Walk into any room at your workplace, stand in a corner, and look for anything that can trip you up or hurt you in any other way. Then either report the hazard to management or take care of it yourself.
Leave the high heels at home. If your company suggests you wear flats, nonskid soles, boots or other special footwear designed to keep you from falling down on the job, do it.
Be a Road Scholar
Many of the men and women who survive the ten million or so traffic accidents in the United States each year can no longer expect friends and co-workers to automatically extend their sympathies.
Instead, says Britt, their accident recitals are just as likely to be met with the question "Were you wearing your seat belt?" or "Did you stop by the bar before you drove home?"
"There's been a subtle shift in public opinion about motor vehicle accidents in the past couple of years," Britt explains. People used to feel sorry for accident victims. But today--partly due to national safety programs and citizen groups such as Mothers Against Drunk Driving--there's more of a sense that accidents are preventable.

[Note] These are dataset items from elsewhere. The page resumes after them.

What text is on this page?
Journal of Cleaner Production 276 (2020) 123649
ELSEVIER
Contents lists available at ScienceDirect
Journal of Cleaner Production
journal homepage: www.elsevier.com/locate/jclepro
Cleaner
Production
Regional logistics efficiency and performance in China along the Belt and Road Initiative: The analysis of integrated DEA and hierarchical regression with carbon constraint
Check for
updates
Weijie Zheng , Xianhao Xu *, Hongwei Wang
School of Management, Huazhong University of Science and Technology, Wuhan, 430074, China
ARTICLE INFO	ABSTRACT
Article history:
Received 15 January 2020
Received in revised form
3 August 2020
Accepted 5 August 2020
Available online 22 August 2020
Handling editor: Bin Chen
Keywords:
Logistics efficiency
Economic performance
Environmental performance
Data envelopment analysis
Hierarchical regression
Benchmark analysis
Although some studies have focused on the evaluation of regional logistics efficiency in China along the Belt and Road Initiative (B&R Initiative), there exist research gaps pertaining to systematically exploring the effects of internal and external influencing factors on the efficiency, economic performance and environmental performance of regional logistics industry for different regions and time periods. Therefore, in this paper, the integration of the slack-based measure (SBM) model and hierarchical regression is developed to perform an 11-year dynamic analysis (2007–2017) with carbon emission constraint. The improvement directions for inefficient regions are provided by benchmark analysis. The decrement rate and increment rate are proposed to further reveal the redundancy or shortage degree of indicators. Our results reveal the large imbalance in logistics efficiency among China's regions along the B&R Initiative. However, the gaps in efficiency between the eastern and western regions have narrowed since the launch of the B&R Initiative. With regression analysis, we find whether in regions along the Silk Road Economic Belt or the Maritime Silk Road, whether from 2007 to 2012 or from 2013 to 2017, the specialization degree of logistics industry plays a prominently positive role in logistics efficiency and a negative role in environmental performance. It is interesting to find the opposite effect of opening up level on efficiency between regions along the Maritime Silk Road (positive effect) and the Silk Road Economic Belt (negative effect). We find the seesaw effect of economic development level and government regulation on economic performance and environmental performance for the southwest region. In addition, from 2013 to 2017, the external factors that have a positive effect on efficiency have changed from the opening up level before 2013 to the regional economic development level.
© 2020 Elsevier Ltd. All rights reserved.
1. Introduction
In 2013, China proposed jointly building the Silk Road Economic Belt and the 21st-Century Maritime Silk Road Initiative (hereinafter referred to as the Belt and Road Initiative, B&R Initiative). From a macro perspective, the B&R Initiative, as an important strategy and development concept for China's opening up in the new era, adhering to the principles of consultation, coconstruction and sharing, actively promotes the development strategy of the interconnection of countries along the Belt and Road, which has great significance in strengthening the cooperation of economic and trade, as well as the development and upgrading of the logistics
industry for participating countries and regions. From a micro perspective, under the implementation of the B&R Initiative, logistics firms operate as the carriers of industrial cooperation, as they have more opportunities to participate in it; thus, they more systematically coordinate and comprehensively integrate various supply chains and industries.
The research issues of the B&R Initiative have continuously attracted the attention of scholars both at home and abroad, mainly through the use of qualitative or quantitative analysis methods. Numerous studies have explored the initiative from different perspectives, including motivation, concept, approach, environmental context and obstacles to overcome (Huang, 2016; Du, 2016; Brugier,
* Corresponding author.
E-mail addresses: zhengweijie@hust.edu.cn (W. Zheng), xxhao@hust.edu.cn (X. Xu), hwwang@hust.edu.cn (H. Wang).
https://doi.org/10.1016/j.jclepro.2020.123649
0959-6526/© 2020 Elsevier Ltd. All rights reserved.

What can you do? Here are three safety strategies that Britt feels will help you prevent--or survive--motor vehicle accidents.
Banish booze. Safety studies indicate that between 40 and 50 percent of all fatal accidents involve drunk drivers, says Britt. Alcohol is most likely to be involved in fatal crashes with adult male drivers between the ages of 20 and 55. And the more violent the crash, the more likely a drunk was at the wheel. So don't drink before you drive.
Stay alert on Fridays and Saturdays. One-third of all fatal crashes occur between 6:00 p.m. and 6:00 a.m. on Fridays and Saturdays, researchers report. So stay particularly alert during those times.
Use lap/shoulder belts. Many people simply won't wear safety belts in the mistaken belief that they have less chance of injury if they're "free" to get out of the car quickly. Unfortunately, these are the people who are least likely to get out of their vehicles at all. A study by the National Highway Traffic Safety Administration indicates that when they're worn carefully, lap/shoulder belts reduce the odds of occupant death in a crash by 45 percent.